Email privacy blitz unites Amazon, Grover Norquist
Major technology companies and advocacy groups are rushing to urge “speedy consideration” of legislation to add new legal protections to people’s emails.
Companies from Amazon to eBay to Facebook joined the Electronic Frontier Foundation, Grover Norquist’s Americans for Tax Reform and dozens of others in sending letters demanding Congress finalize a bill to require that officials get a warrant before searching people’s old emails or other items stored digitally on the cloud.
{mosads}“Because of all its benefits, there is an extraordinary consensus around … reform — one unmatched by any other technology and privacy issue,” they wrote in a letter Thursday to leaders of the House and Senate Judiciary committees.
Passing a bill “sends a powerful message — Congress can act swiftly on crucial, widely supported, bipartisan legislation,” they wrote. “Failure to enact reform sends an equally powerful message — that privacy protections are lacking in law enforcement access to user information and that constitutional values are imperiled in a digital world.”
Under current law, which was passed in 1986, law enforcement agencies do not need a warrant to obtain any emails or other online documents that are at least 180 days old.
Privacy advocates have long urged for Congress to update that law to keep pace with changes in technology.
Last year, legislation to require a warrant for all emails and other digital documents received 272 co-sponsors in the House, well more than the 218 necessary for a majority.

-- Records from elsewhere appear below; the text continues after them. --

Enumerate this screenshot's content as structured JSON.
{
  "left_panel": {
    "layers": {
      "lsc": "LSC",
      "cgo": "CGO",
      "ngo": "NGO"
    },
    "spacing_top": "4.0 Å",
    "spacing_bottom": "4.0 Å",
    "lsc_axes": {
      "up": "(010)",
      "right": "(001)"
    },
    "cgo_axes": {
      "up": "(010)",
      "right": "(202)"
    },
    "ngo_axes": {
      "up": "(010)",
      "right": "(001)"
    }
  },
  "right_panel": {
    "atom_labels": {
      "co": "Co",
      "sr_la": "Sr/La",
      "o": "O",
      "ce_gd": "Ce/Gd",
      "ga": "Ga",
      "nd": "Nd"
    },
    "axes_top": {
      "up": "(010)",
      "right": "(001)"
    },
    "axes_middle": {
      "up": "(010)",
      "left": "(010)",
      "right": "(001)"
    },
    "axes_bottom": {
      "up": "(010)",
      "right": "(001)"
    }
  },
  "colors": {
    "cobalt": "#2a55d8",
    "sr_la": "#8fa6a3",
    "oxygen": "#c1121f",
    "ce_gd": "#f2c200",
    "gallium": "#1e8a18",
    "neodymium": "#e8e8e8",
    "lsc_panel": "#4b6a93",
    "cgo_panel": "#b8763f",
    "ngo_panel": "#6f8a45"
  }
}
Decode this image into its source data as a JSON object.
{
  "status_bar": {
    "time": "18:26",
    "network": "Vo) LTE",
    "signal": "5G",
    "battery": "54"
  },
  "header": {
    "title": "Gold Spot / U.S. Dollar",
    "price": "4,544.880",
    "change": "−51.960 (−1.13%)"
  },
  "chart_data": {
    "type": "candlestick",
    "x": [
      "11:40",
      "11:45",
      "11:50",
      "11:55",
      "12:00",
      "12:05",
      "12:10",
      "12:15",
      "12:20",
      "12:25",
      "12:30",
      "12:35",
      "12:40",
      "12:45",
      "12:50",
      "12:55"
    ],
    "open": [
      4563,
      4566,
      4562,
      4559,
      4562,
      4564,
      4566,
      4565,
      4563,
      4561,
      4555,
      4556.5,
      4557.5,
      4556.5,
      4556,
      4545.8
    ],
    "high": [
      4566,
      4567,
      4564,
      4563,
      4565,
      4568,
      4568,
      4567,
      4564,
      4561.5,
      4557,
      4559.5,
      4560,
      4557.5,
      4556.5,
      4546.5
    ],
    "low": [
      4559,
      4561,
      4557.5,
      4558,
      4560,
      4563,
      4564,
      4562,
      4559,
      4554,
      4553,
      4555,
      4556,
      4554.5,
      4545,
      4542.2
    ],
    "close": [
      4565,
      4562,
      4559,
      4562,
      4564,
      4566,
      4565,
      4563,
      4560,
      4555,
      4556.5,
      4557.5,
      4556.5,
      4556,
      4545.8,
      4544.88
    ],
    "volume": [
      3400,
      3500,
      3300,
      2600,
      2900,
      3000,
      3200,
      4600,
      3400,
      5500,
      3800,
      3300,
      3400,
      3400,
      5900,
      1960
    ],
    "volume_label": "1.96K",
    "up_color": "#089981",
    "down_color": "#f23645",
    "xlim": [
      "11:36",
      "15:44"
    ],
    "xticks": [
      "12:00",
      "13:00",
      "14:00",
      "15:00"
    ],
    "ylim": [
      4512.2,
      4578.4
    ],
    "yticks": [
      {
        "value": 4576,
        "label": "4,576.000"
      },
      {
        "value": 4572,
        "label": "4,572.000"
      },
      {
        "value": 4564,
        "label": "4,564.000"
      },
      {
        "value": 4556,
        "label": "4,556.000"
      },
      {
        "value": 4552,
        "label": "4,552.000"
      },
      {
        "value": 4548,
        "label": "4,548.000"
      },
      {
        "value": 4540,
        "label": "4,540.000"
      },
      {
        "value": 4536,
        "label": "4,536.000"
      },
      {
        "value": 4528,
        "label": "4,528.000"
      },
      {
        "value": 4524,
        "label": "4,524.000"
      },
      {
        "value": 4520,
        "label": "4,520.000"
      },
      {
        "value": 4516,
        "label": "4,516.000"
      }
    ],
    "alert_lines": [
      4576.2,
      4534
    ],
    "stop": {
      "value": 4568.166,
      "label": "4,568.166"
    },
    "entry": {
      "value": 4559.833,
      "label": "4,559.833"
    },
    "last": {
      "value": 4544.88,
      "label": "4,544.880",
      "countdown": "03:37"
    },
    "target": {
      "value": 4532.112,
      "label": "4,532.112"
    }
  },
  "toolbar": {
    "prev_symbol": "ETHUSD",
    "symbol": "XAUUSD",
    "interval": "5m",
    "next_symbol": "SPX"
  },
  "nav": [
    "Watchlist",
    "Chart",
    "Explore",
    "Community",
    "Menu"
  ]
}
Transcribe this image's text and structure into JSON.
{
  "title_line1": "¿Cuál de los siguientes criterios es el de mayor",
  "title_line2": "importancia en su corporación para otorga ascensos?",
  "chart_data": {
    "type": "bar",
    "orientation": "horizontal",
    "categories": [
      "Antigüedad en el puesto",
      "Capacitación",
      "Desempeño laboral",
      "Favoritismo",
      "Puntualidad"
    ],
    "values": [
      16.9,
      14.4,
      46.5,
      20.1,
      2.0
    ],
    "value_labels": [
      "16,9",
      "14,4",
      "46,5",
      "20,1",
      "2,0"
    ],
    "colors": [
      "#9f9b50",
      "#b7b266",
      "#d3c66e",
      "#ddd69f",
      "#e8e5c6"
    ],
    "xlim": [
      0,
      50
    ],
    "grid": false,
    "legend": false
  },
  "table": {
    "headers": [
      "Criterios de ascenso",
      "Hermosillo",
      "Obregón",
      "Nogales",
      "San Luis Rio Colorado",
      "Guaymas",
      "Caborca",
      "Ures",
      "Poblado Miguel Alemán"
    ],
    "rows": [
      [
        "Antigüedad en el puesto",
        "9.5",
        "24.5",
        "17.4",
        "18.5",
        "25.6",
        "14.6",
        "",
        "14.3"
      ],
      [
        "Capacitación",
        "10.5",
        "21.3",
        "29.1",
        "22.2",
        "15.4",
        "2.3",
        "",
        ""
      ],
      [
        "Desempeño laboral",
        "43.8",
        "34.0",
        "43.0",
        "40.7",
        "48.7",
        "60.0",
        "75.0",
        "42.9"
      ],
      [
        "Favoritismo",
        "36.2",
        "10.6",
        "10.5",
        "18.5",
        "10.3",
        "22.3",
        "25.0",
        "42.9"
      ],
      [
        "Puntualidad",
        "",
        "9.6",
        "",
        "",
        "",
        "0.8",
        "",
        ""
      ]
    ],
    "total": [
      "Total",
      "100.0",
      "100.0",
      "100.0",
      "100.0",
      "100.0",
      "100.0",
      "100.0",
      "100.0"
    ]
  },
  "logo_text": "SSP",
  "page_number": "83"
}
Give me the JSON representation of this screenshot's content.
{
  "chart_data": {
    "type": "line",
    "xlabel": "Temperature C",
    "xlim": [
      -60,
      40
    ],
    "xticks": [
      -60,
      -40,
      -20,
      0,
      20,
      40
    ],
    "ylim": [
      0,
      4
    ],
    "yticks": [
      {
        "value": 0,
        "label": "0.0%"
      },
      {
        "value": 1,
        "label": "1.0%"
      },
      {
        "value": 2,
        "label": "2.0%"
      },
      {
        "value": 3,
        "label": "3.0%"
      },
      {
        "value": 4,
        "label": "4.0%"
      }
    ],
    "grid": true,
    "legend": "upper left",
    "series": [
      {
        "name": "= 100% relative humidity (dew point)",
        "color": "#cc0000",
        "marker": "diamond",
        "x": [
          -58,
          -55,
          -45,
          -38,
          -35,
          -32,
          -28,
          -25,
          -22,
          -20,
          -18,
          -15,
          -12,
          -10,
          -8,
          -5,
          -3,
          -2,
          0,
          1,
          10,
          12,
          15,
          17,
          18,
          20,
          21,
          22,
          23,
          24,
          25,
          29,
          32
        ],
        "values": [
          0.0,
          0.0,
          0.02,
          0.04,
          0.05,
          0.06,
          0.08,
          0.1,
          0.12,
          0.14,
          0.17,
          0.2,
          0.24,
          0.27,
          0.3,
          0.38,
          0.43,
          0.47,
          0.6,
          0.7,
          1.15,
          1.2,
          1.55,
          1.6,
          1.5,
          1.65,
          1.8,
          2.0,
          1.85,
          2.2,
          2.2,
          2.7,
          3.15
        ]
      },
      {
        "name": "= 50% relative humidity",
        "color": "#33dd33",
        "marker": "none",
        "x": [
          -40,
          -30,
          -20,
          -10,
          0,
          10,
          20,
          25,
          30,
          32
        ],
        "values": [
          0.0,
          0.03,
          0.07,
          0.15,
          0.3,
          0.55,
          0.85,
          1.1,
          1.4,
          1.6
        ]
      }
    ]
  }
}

Still, that House bill failed to even get a committee vote.
Supporters of reform have blamed the holdup on agencies like the Securities and Exchange Commission, which obtains information through subpoenas and might have a harder time pursuing investigations if required to get a warrant.
“This should not be permitted,” companies and groups wrote in their new letter.
Authors of the previous privacy bills — Reps. Kevin Yoder (R-Kan.) and Jared Polis (D-Colo.), and Sens. Patrick Leahy (D-Vt.) and Mike Lee (R-Utah) — are expected to reintroduce their legislation in coming weeks.